- The Washington Times - Tuesday, October 7, 2008

TALLADEGA, Ala. | The speech hasn’t changed in the seven years since NASCAR first delivered it during a 2001 driver’s meeting at Daytona.

“This is your warning,” race director David Hoots begins. “Do not go below the yellow line. If in NASCAR’s judgment you go below the yellow line to improve your position, you will be black-flagged.”

So why the surprise that Regan Smith was penalized Sunday for dipping below the out-of-bounds line to pass Tony Stewart on the last lap at Talladega Superspeedway?

The debate over the frantic finish raged on Monday with claims that the rookie driver was robbed of his first career victory because NASCAR used its judgment to give a two-time series champion a coveted Talladega victory. NASCAR defended its ruling late in the day, then cleared up any confusion about what’s allowed on the final lap of a restrictor-plate race.

NASCAR put the yellow-line policy in place in its first return to Daytona following Dale Earnhardt’s fatal 2001 accident. By outlawing a portion of the asphalt at Daytona and Talladega, NASCAR shrunk the racing surface and took control of daredevil driving at the two most dangerous tracks on the circuit.



Stewart broke the rule that first race, dropping two tires below the line to avoid running into Johnny Benson after Benson tried to block Stewart’s attempted pass. Stewart was immediately black-flagged - a directive he ignored - and had a heated exchange with NASCAR following the race.

Hoots has yet to change the language of his prerace warning in the 29 Cup restrictor-plate races since. The script is so tight, drivers, crew chiefs and any other regular attendee know the directive by heart.

So when Smith passed Stewart below the line, then moved above it to cross the finish line first, Stewart knew the move would be disallowed.

“I’ve been a part of every one of the driver meetings since they implemented the yellow-line rule, and it always starts with ‘This is your warning. Do not improve your position below the yellow line,’” Stewart said Monday. “If you are passing another car and you are below the yellow line, back off, fall back behind the car you are trying to pass and you won’t be penalized.

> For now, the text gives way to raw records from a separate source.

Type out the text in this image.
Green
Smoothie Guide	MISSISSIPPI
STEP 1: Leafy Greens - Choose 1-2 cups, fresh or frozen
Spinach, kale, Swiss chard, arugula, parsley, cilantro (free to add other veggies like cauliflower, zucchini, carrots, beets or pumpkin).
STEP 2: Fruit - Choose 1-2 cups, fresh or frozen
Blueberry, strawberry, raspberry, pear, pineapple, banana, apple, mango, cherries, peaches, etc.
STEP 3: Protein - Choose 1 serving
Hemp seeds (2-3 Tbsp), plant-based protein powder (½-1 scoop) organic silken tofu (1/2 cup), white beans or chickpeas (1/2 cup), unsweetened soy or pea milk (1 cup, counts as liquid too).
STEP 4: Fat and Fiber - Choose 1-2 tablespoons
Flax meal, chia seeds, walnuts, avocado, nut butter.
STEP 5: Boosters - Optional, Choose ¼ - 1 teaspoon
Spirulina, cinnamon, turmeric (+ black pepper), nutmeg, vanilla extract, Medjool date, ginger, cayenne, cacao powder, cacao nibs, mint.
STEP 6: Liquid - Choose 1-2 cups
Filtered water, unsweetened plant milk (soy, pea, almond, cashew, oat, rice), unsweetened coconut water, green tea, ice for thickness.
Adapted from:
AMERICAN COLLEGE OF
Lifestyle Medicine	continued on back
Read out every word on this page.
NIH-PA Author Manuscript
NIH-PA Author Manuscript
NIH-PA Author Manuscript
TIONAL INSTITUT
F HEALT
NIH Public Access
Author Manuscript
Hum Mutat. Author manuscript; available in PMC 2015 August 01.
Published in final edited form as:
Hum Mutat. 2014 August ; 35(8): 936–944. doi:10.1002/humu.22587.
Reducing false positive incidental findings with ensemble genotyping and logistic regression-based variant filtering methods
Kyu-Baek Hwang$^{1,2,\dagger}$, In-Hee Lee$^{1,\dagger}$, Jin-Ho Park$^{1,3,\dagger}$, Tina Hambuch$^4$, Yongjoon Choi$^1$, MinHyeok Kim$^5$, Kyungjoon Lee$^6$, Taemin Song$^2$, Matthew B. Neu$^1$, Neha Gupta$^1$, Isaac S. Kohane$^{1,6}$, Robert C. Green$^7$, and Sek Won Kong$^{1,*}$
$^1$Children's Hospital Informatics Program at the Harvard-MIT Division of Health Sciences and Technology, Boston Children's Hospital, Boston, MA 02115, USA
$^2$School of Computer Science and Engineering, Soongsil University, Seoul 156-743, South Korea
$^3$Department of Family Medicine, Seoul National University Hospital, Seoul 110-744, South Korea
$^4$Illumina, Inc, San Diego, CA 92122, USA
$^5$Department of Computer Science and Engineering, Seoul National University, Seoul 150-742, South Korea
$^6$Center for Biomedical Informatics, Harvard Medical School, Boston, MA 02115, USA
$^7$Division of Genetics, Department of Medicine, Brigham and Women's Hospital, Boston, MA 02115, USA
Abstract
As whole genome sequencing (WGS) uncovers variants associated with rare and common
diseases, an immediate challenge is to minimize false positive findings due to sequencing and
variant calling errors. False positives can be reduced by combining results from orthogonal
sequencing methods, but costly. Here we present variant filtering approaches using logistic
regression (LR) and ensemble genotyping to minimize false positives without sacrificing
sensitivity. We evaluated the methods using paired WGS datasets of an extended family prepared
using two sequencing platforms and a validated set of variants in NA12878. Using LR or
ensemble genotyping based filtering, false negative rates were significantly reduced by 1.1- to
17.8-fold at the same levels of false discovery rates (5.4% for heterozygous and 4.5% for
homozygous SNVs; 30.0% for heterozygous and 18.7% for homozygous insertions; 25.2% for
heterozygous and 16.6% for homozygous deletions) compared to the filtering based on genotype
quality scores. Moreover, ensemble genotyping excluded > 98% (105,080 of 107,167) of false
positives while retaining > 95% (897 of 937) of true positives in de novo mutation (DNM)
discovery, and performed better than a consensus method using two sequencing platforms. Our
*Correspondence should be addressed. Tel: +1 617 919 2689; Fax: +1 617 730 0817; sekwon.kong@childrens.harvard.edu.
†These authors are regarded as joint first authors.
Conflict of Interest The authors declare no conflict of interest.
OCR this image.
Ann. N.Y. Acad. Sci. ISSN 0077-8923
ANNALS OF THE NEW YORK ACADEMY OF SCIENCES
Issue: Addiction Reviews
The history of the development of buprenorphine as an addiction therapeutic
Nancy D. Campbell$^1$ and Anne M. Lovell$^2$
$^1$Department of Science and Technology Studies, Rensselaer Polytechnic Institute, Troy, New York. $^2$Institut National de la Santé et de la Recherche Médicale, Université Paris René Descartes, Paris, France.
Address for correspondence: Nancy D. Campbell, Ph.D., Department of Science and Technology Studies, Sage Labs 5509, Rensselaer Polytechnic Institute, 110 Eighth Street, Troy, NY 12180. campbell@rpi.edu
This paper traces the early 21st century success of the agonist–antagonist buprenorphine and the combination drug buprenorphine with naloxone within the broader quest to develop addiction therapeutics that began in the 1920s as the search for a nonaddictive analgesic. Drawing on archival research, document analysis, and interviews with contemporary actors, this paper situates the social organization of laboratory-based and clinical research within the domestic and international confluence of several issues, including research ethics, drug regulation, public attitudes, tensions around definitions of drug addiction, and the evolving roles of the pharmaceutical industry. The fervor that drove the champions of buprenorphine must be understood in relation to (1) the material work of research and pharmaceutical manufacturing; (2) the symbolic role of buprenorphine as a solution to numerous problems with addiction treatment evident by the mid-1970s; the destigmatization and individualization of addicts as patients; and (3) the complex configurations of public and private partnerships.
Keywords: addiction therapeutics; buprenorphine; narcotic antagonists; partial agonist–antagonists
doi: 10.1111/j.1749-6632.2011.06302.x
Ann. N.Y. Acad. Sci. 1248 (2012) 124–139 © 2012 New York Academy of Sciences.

“The drivers’ meetings have been very clear about that from Day 1. They’ve never wavered in the terminology they’ve used or the language they’ve used. It’s always been the same.”

But Smith disagreed and found a good deal of support across the garage.

It can be argued that Stewart forced him below the line to block Smith from passing, a maneuver that also can be penalized if NASCAR believes the intent was obvious.

Although Stewart admits he was blocking, the two cars were running bumper-to-bumper - not side-by-side - when Smith made the decision to slide below the line. And Stewart gave him room to return to the racing surface. Had Smith come back behind Stewart, no harm done. But Smith already had completed the pass by the time he moved back onto the surface.

NASCAR president Mike Helton said Monday that scoring officials did not believe Stewart forced Smith under the line. But it was mostly irrelevant because it wasn’t even the defense anyone was taking for Smith’s maneuver.